Gli obiettivi della commissione furono definiti dalla senatrice Magnolfi nei termini seguenti:

  1. Sostenere la diffusione del software libero all’interno delle pubbliche amministrazioni centrali e periferiche;
  2. Elaborare linee guida normative, supporti tecnici, gruppi di eccellenza;
  3. Tutelare i responsabili dei sistemi informativi che scegliessero software libero;
  4. Potenziare le community di software libero;
  5. Creare sinergie con i ministri dell’industria e della scuola;
  6. Aggiornare eventualmente la legge 8205, ossia il codice dell’amministrazione digitale.

La commissione produsse un rapporto di 300 pagine, ma a questo punto scattò la maledizione di Bill Tutankhamon secondo la quale qualunque uomo pubblico si occupi favorevolmente di software libero è destinato a una immediata scomparsa dalla scena politica. Il governo cadde e il ministro Nicolais fu sostituito dal ministro Renato Brunetta che dichiarò che l’argomento non era di alcun interesse per lui, si rifiutò di riceverci e buttò il nostro rapporto nel cestino.
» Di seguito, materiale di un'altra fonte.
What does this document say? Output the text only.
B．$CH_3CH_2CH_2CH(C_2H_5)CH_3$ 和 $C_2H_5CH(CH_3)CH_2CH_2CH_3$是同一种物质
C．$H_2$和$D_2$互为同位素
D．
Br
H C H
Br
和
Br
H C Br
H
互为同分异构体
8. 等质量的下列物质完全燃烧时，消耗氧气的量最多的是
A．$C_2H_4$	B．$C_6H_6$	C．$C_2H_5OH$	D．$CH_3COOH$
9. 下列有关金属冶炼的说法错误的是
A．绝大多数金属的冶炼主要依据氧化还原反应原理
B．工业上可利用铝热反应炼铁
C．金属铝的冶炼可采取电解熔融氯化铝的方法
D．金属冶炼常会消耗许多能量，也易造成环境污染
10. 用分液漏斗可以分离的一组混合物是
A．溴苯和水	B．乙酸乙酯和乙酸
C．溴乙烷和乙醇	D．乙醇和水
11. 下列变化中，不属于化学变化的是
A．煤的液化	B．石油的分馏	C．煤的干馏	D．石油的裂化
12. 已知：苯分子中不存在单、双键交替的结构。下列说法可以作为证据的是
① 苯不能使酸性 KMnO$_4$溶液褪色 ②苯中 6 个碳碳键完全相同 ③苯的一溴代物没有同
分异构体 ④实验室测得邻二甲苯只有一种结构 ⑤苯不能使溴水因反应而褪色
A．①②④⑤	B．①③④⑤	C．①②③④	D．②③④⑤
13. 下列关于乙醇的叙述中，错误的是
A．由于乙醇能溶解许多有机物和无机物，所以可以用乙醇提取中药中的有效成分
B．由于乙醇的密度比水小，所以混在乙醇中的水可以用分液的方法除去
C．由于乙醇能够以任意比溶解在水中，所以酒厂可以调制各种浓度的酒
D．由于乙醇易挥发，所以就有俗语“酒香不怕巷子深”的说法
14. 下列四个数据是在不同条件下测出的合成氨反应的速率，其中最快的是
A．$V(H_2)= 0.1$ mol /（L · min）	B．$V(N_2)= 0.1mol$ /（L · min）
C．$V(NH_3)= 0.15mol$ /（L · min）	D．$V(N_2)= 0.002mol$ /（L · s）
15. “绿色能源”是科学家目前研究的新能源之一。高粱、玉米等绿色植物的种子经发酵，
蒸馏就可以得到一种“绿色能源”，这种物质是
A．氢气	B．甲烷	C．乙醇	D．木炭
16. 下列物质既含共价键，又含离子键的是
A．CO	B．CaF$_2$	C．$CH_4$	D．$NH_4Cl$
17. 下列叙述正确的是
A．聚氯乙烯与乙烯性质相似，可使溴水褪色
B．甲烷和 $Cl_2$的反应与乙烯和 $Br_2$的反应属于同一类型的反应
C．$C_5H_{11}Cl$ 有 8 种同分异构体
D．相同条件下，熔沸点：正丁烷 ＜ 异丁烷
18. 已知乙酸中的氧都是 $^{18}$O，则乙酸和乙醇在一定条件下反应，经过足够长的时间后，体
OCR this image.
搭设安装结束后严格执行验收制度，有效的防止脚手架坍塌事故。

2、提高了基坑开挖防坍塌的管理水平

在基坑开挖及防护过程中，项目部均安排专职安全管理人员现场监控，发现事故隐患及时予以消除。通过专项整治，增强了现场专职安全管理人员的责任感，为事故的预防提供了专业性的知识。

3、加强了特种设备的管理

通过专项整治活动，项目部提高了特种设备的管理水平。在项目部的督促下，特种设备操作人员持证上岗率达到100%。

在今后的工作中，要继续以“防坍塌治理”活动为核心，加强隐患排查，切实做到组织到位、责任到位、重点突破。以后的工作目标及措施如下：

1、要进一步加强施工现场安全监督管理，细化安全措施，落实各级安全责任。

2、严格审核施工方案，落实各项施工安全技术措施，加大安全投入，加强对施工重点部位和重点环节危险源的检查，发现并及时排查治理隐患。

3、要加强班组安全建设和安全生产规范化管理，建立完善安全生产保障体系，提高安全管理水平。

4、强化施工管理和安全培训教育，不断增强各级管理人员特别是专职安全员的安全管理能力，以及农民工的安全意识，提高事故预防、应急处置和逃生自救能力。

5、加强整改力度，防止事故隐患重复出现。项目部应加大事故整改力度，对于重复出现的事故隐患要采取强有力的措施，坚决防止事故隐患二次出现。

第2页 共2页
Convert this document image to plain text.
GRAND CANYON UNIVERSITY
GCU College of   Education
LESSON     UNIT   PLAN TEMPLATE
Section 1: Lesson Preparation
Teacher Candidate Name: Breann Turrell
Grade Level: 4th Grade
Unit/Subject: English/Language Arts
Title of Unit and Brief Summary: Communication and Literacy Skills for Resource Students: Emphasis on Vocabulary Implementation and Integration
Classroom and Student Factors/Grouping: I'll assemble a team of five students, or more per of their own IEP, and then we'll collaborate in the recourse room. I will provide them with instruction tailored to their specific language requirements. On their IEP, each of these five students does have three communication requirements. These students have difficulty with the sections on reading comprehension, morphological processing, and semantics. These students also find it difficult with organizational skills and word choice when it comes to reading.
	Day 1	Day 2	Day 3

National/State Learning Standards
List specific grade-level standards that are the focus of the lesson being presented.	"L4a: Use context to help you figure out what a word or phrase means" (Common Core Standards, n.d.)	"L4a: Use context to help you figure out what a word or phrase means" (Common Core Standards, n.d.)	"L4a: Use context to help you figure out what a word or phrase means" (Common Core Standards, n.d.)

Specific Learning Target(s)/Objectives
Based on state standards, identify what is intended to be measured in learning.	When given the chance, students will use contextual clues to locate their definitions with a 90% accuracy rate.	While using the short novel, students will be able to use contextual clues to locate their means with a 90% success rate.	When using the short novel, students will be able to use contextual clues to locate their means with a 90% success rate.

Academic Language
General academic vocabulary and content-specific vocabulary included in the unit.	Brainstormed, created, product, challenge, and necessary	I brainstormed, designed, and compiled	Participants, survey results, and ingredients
Il codice dell’amministrazione digitale fu ritoccato varie volte nell’arco della storia. La leggina più favorevole al software libero, opera di un paio peones che avevano approfittato della sonnolenza prodotta dall’elevata temperatura nell’aula, fu la legge 1342012 che recitava:

“L’acquisto di software in licenza proprietaria sarà possibile soltanto quando la valutazione comparativa abbia dimostrato l’impossibilità di accedere a soluzioni in software libero o già sviluppate dalla pubblica amministrazione ad un prezzo inferiore”.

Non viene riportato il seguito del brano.